- Abbreviation: UHS
- Leader: Levko Lukianenko
- Founder: Viacheslav Chornovil; Bohdan Horyn; Mykhailo Horyn;
- Founded: 7 July 1988
- Dissolved: 29 April 1990
- Merger of: Ukrainian Helsinki Group; Spadshchyna; Ukrainian Culturological Club;
- Succeeded by: Ukrainian Republican Party
- Ideology: National Democracy; Confederalism;
- National affiliation: People's Movement of Ukraine

= Ukrainian Helsinki Union =

Political party in Ukraine, Soviet Union

The Ukrainian Helsinki Union (Украї́нська Ге́льсінська спі́лка, abbreviated UHS) was a political party active in the Ukrainian Soviet Socialist Republic from 1988 to 1990. Led by Viacheslav Chornovil and Levko Lukianenko, it was the first non-communist party to be legal in Ukraine following the establishment of the Ukrainian Soviet Socialist Republic, although it never referred to itself as such for legal reasons.

== History ==
The Ukrainian Helsinki Union was established on 7 July 1988 by Ukrainian Soviet dissident leaders Viacheslav Chornovil, Bohdan Horyn, and Mykhailo Horyn, amidst a meeting of 50,000 people in the west Ukrainian city of Lviv. The meeting followed a series of protests in Lviv and the capital of Kyiv honouring the second anniversary of the Chernobyl disaster which had been cracked down on by the Soviet Ukrainian government. Levko Lukianenko, a longtime dissident, was elected as the party's leader.

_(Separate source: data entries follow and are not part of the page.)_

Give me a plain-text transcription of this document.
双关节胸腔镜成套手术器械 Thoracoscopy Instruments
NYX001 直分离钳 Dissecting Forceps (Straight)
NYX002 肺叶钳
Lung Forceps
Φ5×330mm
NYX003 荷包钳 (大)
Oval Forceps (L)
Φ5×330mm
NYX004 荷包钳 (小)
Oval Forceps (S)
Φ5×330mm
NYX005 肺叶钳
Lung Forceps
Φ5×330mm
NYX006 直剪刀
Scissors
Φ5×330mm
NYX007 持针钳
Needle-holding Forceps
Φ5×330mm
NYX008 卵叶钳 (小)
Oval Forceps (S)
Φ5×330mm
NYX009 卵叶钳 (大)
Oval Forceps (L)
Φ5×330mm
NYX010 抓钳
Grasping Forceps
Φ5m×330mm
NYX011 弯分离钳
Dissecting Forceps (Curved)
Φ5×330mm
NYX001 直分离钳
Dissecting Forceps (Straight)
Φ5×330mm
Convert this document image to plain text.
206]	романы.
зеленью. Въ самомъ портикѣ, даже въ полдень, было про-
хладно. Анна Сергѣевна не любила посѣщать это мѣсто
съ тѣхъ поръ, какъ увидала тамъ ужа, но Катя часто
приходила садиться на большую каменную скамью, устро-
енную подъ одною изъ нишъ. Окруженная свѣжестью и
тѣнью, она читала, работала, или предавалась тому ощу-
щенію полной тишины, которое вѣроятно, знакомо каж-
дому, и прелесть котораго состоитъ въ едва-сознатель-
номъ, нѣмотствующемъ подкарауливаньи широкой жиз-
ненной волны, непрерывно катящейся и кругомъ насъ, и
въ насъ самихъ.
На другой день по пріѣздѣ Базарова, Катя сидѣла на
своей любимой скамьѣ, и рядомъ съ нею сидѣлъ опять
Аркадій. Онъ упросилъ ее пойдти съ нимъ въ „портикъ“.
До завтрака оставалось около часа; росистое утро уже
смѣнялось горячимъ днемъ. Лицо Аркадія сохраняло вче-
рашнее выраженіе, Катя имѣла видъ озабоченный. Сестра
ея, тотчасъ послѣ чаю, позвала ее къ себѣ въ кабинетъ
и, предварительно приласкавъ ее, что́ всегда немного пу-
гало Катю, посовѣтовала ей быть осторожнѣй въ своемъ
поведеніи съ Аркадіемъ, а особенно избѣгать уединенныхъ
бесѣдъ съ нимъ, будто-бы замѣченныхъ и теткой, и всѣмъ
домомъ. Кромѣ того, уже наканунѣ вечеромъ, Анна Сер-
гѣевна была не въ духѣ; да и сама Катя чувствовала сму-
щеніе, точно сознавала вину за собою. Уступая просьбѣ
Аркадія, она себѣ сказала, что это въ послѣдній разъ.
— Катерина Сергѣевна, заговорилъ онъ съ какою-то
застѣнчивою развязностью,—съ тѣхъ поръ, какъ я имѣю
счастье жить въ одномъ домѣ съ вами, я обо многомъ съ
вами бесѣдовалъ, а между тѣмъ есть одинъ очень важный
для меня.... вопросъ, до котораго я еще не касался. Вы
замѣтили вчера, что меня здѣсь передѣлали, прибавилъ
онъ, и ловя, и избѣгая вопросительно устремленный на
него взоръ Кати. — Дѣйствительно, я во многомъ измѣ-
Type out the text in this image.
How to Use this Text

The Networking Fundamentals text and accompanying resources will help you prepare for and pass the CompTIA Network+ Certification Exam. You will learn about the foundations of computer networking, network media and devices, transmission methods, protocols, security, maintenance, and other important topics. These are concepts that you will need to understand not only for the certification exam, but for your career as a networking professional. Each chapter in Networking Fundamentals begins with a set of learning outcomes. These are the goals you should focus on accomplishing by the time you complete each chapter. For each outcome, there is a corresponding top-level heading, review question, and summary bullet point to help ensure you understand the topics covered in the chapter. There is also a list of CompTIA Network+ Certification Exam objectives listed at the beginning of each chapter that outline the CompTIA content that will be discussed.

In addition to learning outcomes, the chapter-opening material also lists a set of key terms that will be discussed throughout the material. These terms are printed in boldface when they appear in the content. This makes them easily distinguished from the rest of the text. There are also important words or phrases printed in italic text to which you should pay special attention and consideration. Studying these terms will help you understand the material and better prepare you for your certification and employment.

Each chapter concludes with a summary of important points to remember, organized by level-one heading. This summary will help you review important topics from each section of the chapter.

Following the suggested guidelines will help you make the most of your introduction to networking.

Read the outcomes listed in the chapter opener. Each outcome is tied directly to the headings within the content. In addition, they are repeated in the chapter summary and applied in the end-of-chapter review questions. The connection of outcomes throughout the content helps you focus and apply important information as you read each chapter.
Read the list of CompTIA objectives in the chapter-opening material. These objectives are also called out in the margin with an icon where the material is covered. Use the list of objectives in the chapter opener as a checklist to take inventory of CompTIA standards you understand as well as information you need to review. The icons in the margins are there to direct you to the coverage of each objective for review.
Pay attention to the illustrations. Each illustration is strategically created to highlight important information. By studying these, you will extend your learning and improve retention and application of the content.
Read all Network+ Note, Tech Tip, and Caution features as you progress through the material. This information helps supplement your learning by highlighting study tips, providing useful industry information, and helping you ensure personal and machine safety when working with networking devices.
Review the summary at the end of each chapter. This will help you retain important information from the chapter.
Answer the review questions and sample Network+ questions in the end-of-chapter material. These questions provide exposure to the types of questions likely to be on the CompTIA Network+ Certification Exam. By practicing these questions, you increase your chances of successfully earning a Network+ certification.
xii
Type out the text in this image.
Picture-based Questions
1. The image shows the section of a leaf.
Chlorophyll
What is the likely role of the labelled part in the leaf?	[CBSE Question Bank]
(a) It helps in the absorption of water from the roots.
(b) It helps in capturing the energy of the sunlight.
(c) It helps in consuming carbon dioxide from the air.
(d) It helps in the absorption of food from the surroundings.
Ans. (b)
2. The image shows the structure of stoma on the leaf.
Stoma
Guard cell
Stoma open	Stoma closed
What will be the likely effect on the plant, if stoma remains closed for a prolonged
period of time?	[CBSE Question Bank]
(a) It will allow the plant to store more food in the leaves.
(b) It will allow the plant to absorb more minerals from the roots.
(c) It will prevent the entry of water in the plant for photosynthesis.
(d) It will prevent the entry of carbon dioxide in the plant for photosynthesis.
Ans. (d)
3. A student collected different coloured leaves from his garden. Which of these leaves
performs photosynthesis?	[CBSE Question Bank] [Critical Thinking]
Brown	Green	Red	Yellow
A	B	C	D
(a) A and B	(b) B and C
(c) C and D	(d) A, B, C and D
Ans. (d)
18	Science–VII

The UHS did not formally constitute itself as a party, as leaders feared doing so would provoke a reaction from the Soviet authorities. Despite this, they formulated a political programme, first articulated by Chornovil at the party's founding rally and later repeated at the opening of its Kyiv branch ten days later. The political programme called for Ukrainian independence, the establishment of a confederal union of states comprising the Soviet Union, restoration of autonomy to Crimea, the return of the Crimean Tatars and reducing the role of the Communist Party. Economically, the UHS sought the introduction of a market economy and financial benefits to the unemployed and impoverished, as well as granting peasants the right to withdraw from membership in collective farms and granting workers the right to establish independent trade unions. The policy of supporting a confederation was one done pragmatically, as Chornovil and the Horyn brothers felt that it would serve to better insulate them against the Soviet government. Despite this, the party came under surveillance from the KGB almost immediately after its founding.

Political differences proved problematic for the UHS almost immediately after its founding. A group of more radical activists (Hryhorii Prykhodko, Vasyl Sichko, Ivan Makar, and Vasyl Ruban) unsuccessfully attempted to remove the party's executive committee (comprising Chornovil, Mykola Horbal, Mykhailo Horyn, Stepan Khmara, Lukianenko, and Yevhen Proniuk) over the latter's willingness to promote a confederation and their unclear position on how to achieve independence. The former group publicly criticised Lukianenko and other members of the committee during a meeting of dissident organisations in Loodi, Estonia. In response, the executive committee called on regional branches to expel Sichko and Makar, which was later fulfilled. The UHS also maintained contacts with the Polish Solidarity trade union.

The UHS later joined the People's Movement of Ukraine following its establishment. At the party's constituent congress on 29 April 1990 Lukianenko announced his declaration into the Ukrainian Republican Party, which was the first non-Communist party to formally refer to itself as such.